Manic Monday on Wall Street

October 6, 2008 7:24:28 PM PDT
People on Wall Street are now starting to realize that relief from the financial crisis is likely to be a long way off. Wall Street joined a worldwide cascade of despair Monday. The $700 billion rescue package the markets were demanding last week did not seem to be enough.

The Dow Jones Industrials lost another 3.5 percent Monday, finishing 369 points down and closing below 10,000 for the first time in four years. At its worst, the Dow was off 800 points, an all-time record.

It is sinking in that the federal rescue plan will not kick in fast enough to address what is quickly becoming a global crisis. Wednesday is the deadline for troubled financial firms to file applications for help with their bad debt.

The Dow dropped 300 points in the first few minutes, causing some investors to blanche, others to stick to the belief this was time to hunt for bargains.

"Me, I'm a long-time investor, so I mean the time to buy is now," said firefighter Scott Williams.

Others say the precipitous drop indicates investors are concerned the waves of bad economic news aren't over

"People not realizing a lot of these assets are very underpriced, but they don't want to step in and buy because they may think that it could become even more underpriced," said Prof. Jonathan Berk with the Stanford Graduation School of Business.

Europe's political leaders held another round of emergency talks as more banks there are faltering due to the credit freeze. Overseas markets in Europe fell 7 to 8 percent. The Russian market dropped a staggering 19 percent.

The prospect of a global banking meltdown also worried American investors.

"Last week, people still thought we had an American financial crisis with European spillovers. Now people are saying, waiting a minute, the European banks are up to their neck in this," said Prof. Brad Delong with the UC Berkeley Department of Economics.

Delong is a former treasury official in the Clinton administration. He speculates other investors may be signaling doubts that the federal rescue plan will work.

"The bailout is too little, too late, and the wrong kind of thing," said Delong.

The Treasury Department is pressing on with its rescue plan, giving financial institutions very short deadlines to apply for help. The deadline is Wednesday afternoon.

While some experts say it will take months before the rescue plan can be judged a success or failure, one trading floor employee says the stock market is due for a correction.

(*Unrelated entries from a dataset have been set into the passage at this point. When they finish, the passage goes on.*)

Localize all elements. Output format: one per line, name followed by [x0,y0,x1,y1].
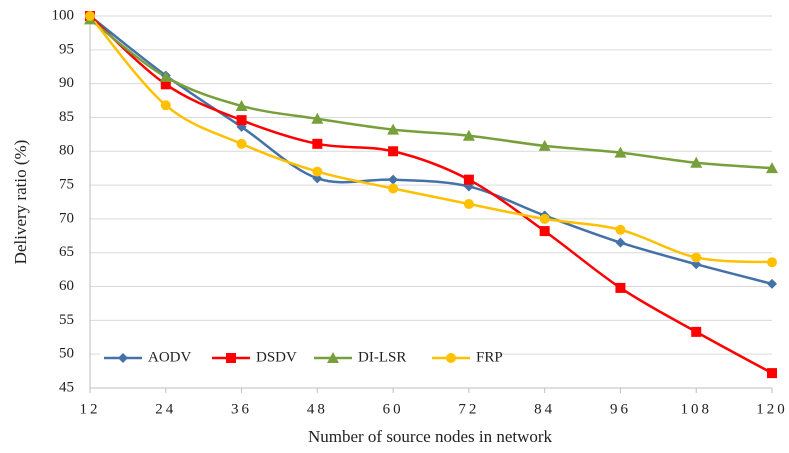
marker [312,138,323,149]
marker [327,352,339,363]
x-tick-label: 60 [383,401,404,417]
marker [463,174,474,185]
y-tick-label: 95 [59,41,74,57]
marker [312,166,323,177]
marker [236,138,247,149]
y-tick-label: 80 [59,143,74,159]
y-tick-label: 100 [52,7,75,23]
x-tick-label: 48 [307,401,328,417]
y-tick-label: 75 [59,177,74,193]
marker [615,282,626,293]
legend-label: AODV [148,349,191,365]
marker [691,326,702,337]
y-tick-label: 45 [59,379,74,395]
marker [767,278,777,289]
legend-label: FRP [476,349,503,365]
x-tick-label: 96 [610,401,631,417]
y-axis-label: Delivery ratio (%) [11,140,30,265]
series-line [89,18,773,170]
marker [766,162,778,174]
marker [446,353,456,363]
marker [311,112,324,124]
y-tick-label: 85 [59,109,74,125]
marker [387,123,400,135]
x-tick-label: 120 [756,401,788,417]
marker [463,199,474,210]
marker [767,257,777,268]
marker [236,115,247,126]
marker [538,139,551,151]
y-tick-label: 50 [59,346,74,362]
legend-label: DI-LSR [358,349,406,365]
marker [690,156,703,168]
marker [615,224,626,235]
marker [159,70,172,82]
marker [118,353,128,363]
x-tick-label: 36 [231,401,252,417]
x-tick-label: 84 [534,401,555,417]
marker [462,129,475,141]
y-tick-label: 65 [59,244,74,260]
marker [85,11,95,21]
marker [160,79,171,90]
marker [615,237,626,248]
marker [235,99,248,111]
y-tick-label: 60 [59,278,74,294]
marker [539,213,550,224]
marker [388,146,399,157]
marker [160,100,171,111]
x-tick-label: 72 [458,401,479,417]
series-line [89,15,773,375]
x-tick-label: 108 [680,401,712,417]
marker [388,183,399,194]
marker [691,252,702,263]
marker [614,146,627,158]
marker [226,353,236,363]
y-tick-label: 70 [59,210,74,226]
series-line [89,15,773,264]
x-axis-label: Number of source nodes in network [308,427,553,446]
series-line [89,15,773,286]
marker [388,174,399,185]
legend-label: DSDV [256,349,297,365]
y-tick-label: 90 [59,75,74,91]
x-tick-label: 12 [80,401,101,417]
marker [539,226,550,237]
y-tick-label: 55 [59,312,74,328]
marker [767,368,777,379]
x-tick-label: 24 [155,401,176,417]
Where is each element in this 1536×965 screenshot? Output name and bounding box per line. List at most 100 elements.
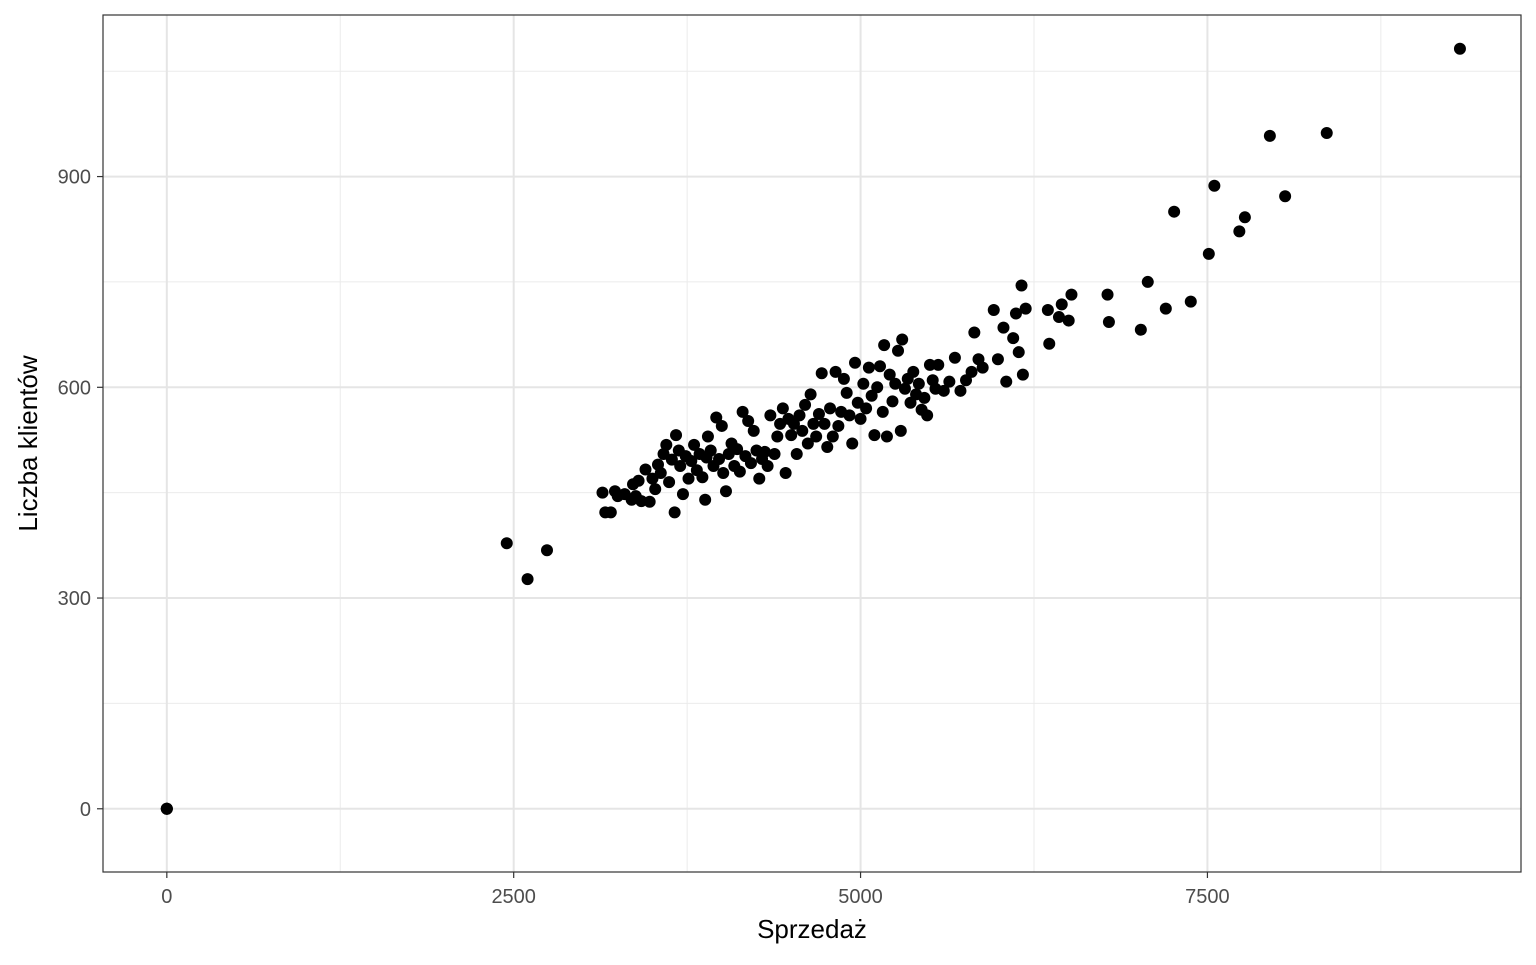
data-point	[764, 409, 777, 422]
data-point	[1012, 346, 1025, 359]
data-point	[826, 430, 839, 443]
data-point	[923, 358, 936, 371]
data-point	[1055, 298, 1068, 311]
data-point	[918, 391, 931, 404]
data-point	[660, 438, 673, 451]
data-point	[860, 402, 873, 415]
x-tick-label: 2500	[491, 886, 536, 908]
plot-border	[102, 14, 1522, 873]
data-point	[1238, 211, 1251, 224]
data-point	[1134, 323, 1147, 336]
data-point	[736, 405, 749, 418]
x-tick-label: 5000	[838, 886, 883, 908]
data-point	[654, 467, 667, 480]
data-point	[733, 465, 746, 478]
data-point	[796, 424, 809, 437]
data-points	[160, 42, 1466, 815]
data-point	[896, 333, 909, 346]
data-point	[771, 430, 784, 443]
data-point	[1168, 205, 1181, 218]
data-point	[1007, 332, 1020, 345]
data-point	[713, 452, 726, 465]
data-point	[715, 419, 728, 432]
data-point	[804, 388, 817, 401]
data-point	[921, 409, 934, 422]
data-point	[868, 429, 881, 442]
data-point	[991, 353, 1004, 366]
data-point	[785, 429, 798, 442]
data-point	[160, 802, 173, 815]
data-point	[832, 419, 845, 432]
data-point	[1320, 127, 1333, 140]
data-point	[744, 457, 757, 470]
data-point	[880, 430, 893, 443]
y-tick-label: 300	[58, 588, 91, 610]
data-point	[1101, 288, 1114, 301]
x-axis-title: Sprzedaż	[757, 914, 867, 944]
data-point	[643, 495, 656, 508]
data-point	[793, 409, 806, 422]
data-point	[1453, 42, 1466, 55]
data-point	[937, 384, 950, 397]
data-point	[1062, 314, 1075, 327]
data-point	[704, 444, 717, 457]
y-tick-label: 600	[58, 377, 91, 399]
axis-ticks	[97, 175, 1209, 878]
data-point	[719, 485, 732, 498]
data-point	[829, 365, 842, 378]
data-point	[632, 474, 645, 487]
data-point	[758, 445, 771, 458]
data-point	[873, 360, 886, 373]
data-point	[668, 506, 681, 519]
data-point	[500, 537, 513, 550]
data-point	[1015, 279, 1028, 292]
data-point	[663, 476, 676, 489]
data-point	[701, 430, 714, 443]
grid-minor	[103, 15, 1521, 872]
y-axis-title: Liczba klientów	[13, 355, 43, 532]
data-point	[1208, 179, 1221, 192]
data-point	[907, 365, 920, 378]
data-point	[1184, 295, 1197, 308]
data-point	[807, 417, 820, 430]
data-point	[1019, 302, 1032, 315]
data-point	[604, 506, 617, 519]
data-point	[1000, 375, 1013, 388]
data-point	[892, 344, 905, 357]
grid-major	[103, 15, 1521, 872]
data-point	[1016, 368, 1029, 381]
data-point	[886, 395, 899, 408]
data-point	[857, 377, 870, 390]
data-point	[968, 326, 981, 339]
data-point	[997, 321, 1010, 334]
data-point	[742, 415, 755, 428]
data-point	[696, 471, 709, 484]
y-tick-labels: 0 300 600 900	[58, 167, 91, 821]
data-point	[699, 493, 712, 506]
data-point	[883, 368, 896, 381]
data-point	[1052, 311, 1065, 324]
data-point	[840, 386, 853, 399]
data-point	[815, 367, 828, 380]
data-point	[932, 358, 945, 371]
data-point	[810, 430, 823, 443]
data-point	[871, 381, 884, 394]
data-point	[912, 377, 925, 390]
data-point	[1102, 315, 1115, 328]
x-tick-label: 0	[161, 886, 172, 908]
data-point	[837, 372, 850, 385]
y-tick-label: 0	[80, 799, 91, 821]
data-point	[862, 361, 875, 374]
data-point	[790, 448, 803, 461]
data-point	[824, 402, 837, 415]
data-point	[1279, 190, 1292, 203]
data-point	[521, 573, 534, 586]
data-point	[954, 384, 967, 397]
data-point	[1009, 307, 1022, 320]
data-point	[649, 483, 662, 496]
y-tick-label: 900	[58, 167, 91, 189]
data-point	[889, 377, 902, 390]
data-point	[1065, 288, 1078, 301]
data-point	[682, 472, 695, 485]
data-point	[674, 459, 687, 472]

"It could be a major correction, but it could bring sanity back to everything. For the last 10 or 15 years, prices have just gone insane," said trading floor employee Walter Sczesney.

Others hope the turbulence will end soon.

"I just hope it bottoms soon. I really do," said Williams.

The Treasury Department says it will focus on the expanding global banking crisis later in the week. A meeting is scheduled for Friday with finance ministers from the "group of seven" -- made up of the seven largest industrial countries in the world.